Through the State’s own witnesses, it was revealed that the only reason the officers took with them the incident reports of other crimes was to compare the items listed in the reports with what was to be found in defendant’s home. It was the intention of the officers to go to defendant’s home not only to search for items enumerated in the search warrant but also to search for other items of contraband. This is supported not only by the taking of the reports to the search but also by the careful study of the reports by the officers prior to departing for defendant’s home. It thus becomes exceedingly evident that the reports were taken for no other reason than to search for and confiscate items listed therein.
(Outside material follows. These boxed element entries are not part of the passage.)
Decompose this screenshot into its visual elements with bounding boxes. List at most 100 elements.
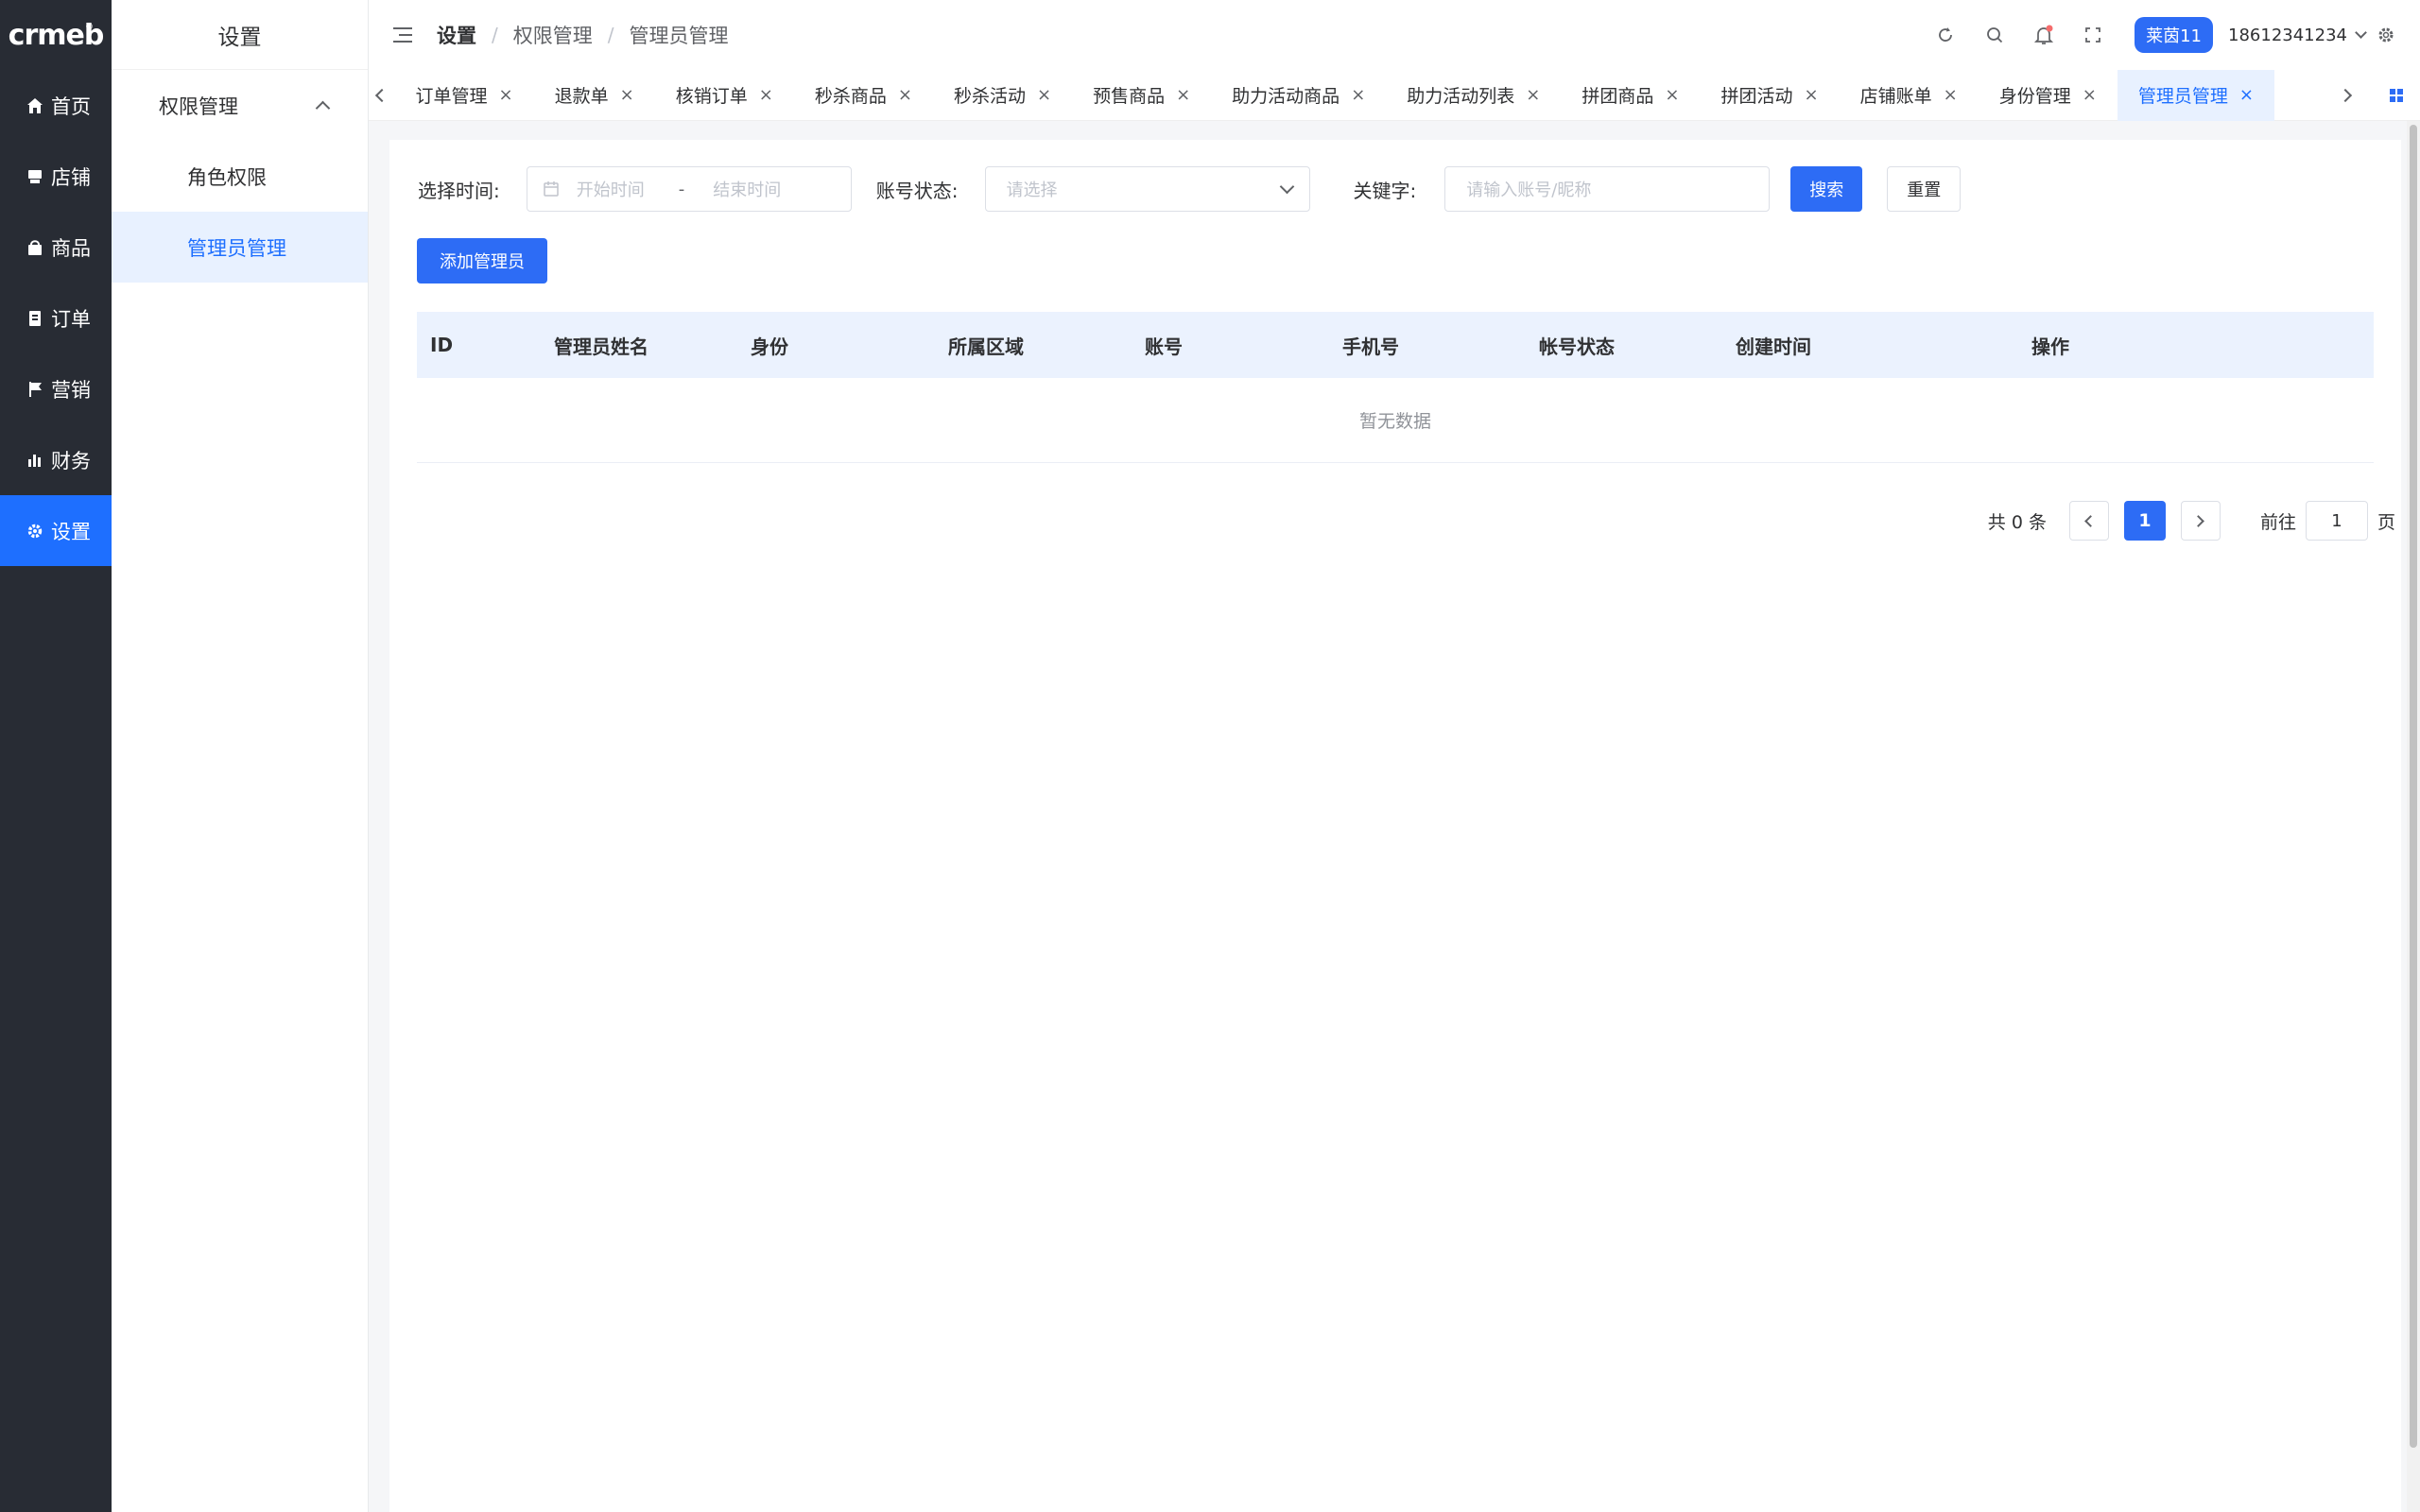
add-admin-button[interactable]: 添加管理员 bbox=[417, 238, 547, 284]
tab-label: 退款单 bbox=[554, 86, 609, 107]
breadcrumb-permissions[interactable]: 权限管理 bbox=[513, 21, 593, 49]
top-header: 设置 / 权限管理 / 管理员管理 莱茵11 18612341234 bbox=[369, 0, 2420, 70]
nav-item-settings[interactable]: 设置 bbox=[0, 495, 112, 566]
close-icon[interactable]: × bbox=[1351, 85, 1365, 105]
user-badge[interactable]: 莱茵11 bbox=[2135, 17, 2214, 53]
nav-item-goods[interactable]: 商品 bbox=[0, 212, 112, 283]
account-status-select[interactable]: 请选择 bbox=[984, 166, 1310, 212]
column-header-id: ID bbox=[430, 334, 454, 356]
nav-item-home[interactable]: 首页 bbox=[0, 70, 112, 141]
page-jumper: 前往 1 页 bbox=[2260, 501, 2395, 541]
search-button[interactable]: 搜索 bbox=[1790, 166, 1863, 212]
chevron-left-icon bbox=[2084, 514, 2098, 527]
start-date-input[interactable]: 开始时间 bbox=[577, 177, 645, 201]
flag-icon bbox=[26, 381, 43, 398]
collapse-menu-icon[interactable] bbox=[393, 27, 412, 43]
close-icon[interactable]: × bbox=[2239, 85, 2254, 105]
close-icon[interactable]: × bbox=[1526, 85, 1540, 105]
nav-item-finance[interactable]: 财务 bbox=[0, 424, 112, 495]
page-unit-label: 页 bbox=[2377, 511, 2395, 533]
header-actions: 莱茵11 18612341234 bbox=[1921, 0, 2407, 70]
close-icon[interactable]: × bbox=[1805, 85, 1819, 105]
tab-presale-goods[interactable]: 预售商品 × bbox=[1072, 70, 1211, 121]
tab-identity-management[interactable]: 身份管理 × bbox=[1979, 70, 2118, 121]
close-icon[interactable]: × bbox=[759, 85, 773, 105]
admin-table: ID 管理员姓名 身份 所属区域 账号 手机号 帐号状态 创建时间 操作 暂无数… bbox=[417, 312, 2374, 463]
tab-label: 助力活动商品 bbox=[1232, 86, 1340, 107]
tabs-scroll-left-button[interactable] bbox=[369, 70, 395, 121]
nav-item-marketing[interactable]: 营销 bbox=[0, 353, 112, 424]
tabs-scroll-right-button[interactable] bbox=[2318, 70, 2374, 121]
search-icon[interactable] bbox=[1970, 0, 2019, 70]
date-range-picker[interactable]: 开始时间 - 结束时间 bbox=[526, 166, 852, 212]
fullscreen-icon[interactable] bbox=[2068, 0, 2118, 70]
tab-admin-management[interactable]: 管理员管理 × bbox=[2117, 69, 2274, 121]
tab-group-activity[interactable]: 拼团活动 × bbox=[1701, 70, 1840, 121]
notification-bell-icon[interactable] bbox=[2019, 0, 2068, 70]
close-icon[interactable]: × bbox=[1176, 85, 1190, 105]
goto-page-input[interactable]: 1 bbox=[2305, 501, 2368, 541]
column-header-admin-name: 管理员姓名 bbox=[554, 335, 648, 358]
submenu-group-permissions[interactable]: 权限管理 bbox=[112, 70, 368, 141]
tab-label: 秒杀活动 bbox=[953, 86, 1026, 107]
nav-item-label: 营销 bbox=[51, 378, 91, 402]
order-icon bbox=[26, 310, 43, 327]
account-dropdown[interactable]: 18612341234 bbox=[2228, 25, 2367, 45]
page-scrollbar[interactable] bbox=[2407, 121, 2420, 1512]
refresh-icon[interactable] bbox=[1921, 0, 1970, 70]
account-name: 18612341234 bbox=[2228, 25, 2347, 45]
brand-logo[interactable]: crmeb ® bbox=[0, 0, 112, 70]
tab-store-bill[interactable]: 店铺账单 × bbox=[1840, 70, 1979, 121]
end-date-input[interactable]: 结束时间 bbox=[713, 177, 781, 201]
column-header-region: 所属区域 bbox=[948, 335, 1024, 358]
next-page-button[interactable] bbox=[2180, 501, 2221, 541]
close-icon[interactable]: × bbox=[499, 85, 513, 105]
close-icon[interactable]: × bbox=[1944, 85, 1958, 105]
calendar-icon bbox=[543, 180, 560, 198]
tab-label: 助力活动列表 bbox=[1407, 86, 1515, 107]
keyword-input[interactable]: 请输入账号/昵称 bbox=[1444, 166, 1771, 212]
tab-assist-list[interactable]: 助力活动列表 × bbox=[1386, 70, 1561, 121]
nav-item-label: 首页 bbox=[51, 94, 91, 118]
tabs-bar: 订单管理 × 退款单 × 核销订单 × 秒杀商品 × 秒杀活动 × 预售商品 × 助力活动商… bbox=[369, 69, 2420, 121]
tabs-menu-grid-icon[interactable] bbox=[2374, 70, 2420, 121]
column-header-phone: 手机号 bbox=[1342, 335, 1399, 358]
tab-flash-sale-activity[interactable]: 秒杀活动 × bbox=[933, 70, 1072, 121]
breadcrumb-separator: / bbox=[607, 24, 614, 46]
chevron-up-icon bbox=[315, 100, 331, 116]
close-icon[interactable]: × bbox=[2083, 85, 2097, 105]
tab-assist-goods[interactable]: 助力活动商品 × bbox=[1211, 70, 1386, 121]
breadcrumb-root[interactable]: 设置 bbox=[437, 21, 476, 49]
tab-label: 身份管理 bbox=[1998, 86, 2071, 107]
settings-gear-icon[interactable] bbox=[2365, 0, 2407, 70]
reset-button[interactable]: 重置 bbox=[1887, 166, 1962, 212]
filter-bar: 选择时间: 开始时间 - 结束时间 账号状态: 请选择 关键字: 请输入账号/昵… bbox=[418, 166, 1962, 212]
tab-label: 秒杀商品 bbox=[814, 86, 887, 107]
submenu-item-admin-management[interactable]: 管理员管理 bbox=[112, 212, 368, 283]
nav-item-store[interactable]: 店铺 bbox=[0, 141, 112, 212]
page-number-current[interactable]: 1 bbox=[2123, 501, 2166, 541]
close-icon[interactable]: × bbox=[1665, 85, 1679, 105]
tab-label: 拼团商品 bbox=[1582, 86, 1654, 107]
chevron-right-icon bbox=[2192, 514, 2205, 527]
close-icon[interactable]: × bbox=[620, 85, 634, 105]
chevron-down-icon bbox=[1279, 179, 1294, 194]
nav-item-orders[interactable]: 订单 bbox=[0, 283, 112, 353]
scrollbar-thumb[interactable] bbox=[2410, 125, 2417, 1448]
pagination-total: 共 0 条 bbox=[1987, 511, 2047, 533]
submenu-item-role-permissions[interactable]: 角色权限 bbox=[112, 141, 368, 212]
chevron-right-icon bbox=[2339, 88, 2353, 102]
date-range-separator: - bbox=[678, 179, 685, 199]
tab-order-management[interactable]: 订单管理 × bbox=[395, 70, 534, 121]
submenu-item-label: 管理员管理 bbox=[187, 236, 286, 260]
tab-refund[interactable]: 退款单 × bbox=[534, 70, 655, 121]
tab-label: 预售商品 bbox=[1093, 86, 1166, 107]
chevron-left-icon bbox=[374, 88, 389, 102]
prev-page-button[interactable] bbox=[2068, 501, 2109, 541]
close-icon[interactable]: × bbox=[1037, 85, 1051, 105]
tab-flash-sale-goods[interactable]: 秒杀商品 × bbox=[794, 70, 933, 121]
tab-group-goods[interactable]: 拼团商品 × bbox=[1561, 70, 1700, 121]
open-tabs: 订单管理 × 退款单 × 核销订单 × 秒杀商品 × 秒杀活动 × 预售商品 × 助力活动商… bbox=[395, 69, 2318, 121]
close-icon[interactable]: × bbox=[898, 85, 912, 105]
tab-writeoff-orders[interactable]: 核销订单 × bbox=[655, 70, 794, 121]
It follows then that the discovery of these items was not inadvertent but intentional.
The holding of the Court does little to discourage law enforcement officers from securing a warrant to search for one item, and then embarking on “exploratory rummaging in a person’s belongings,” Coolidge v. New Hampshire, 403 U.S. at 467, 29 L.Ed. 2d at 583, in one last effort to find fruits of crime. The inadvertent requirement of the plain view doctrine, as followed before by this Court, was an effort to thwart these attempts by law enforcement officers to cloak general exploratory searches under the veil of plain view. The majority succeeds in dismantling this effort.
*783I, therefore, respectfully dissent from that portion of the Court’s opinion which holds that the discovery of items not mentioned in the application for the search warrant was inadvertent and allows the seized items into evidence under the plain view doctrine. I would affirm the unanimous decision of the Court of Appeals on this issue.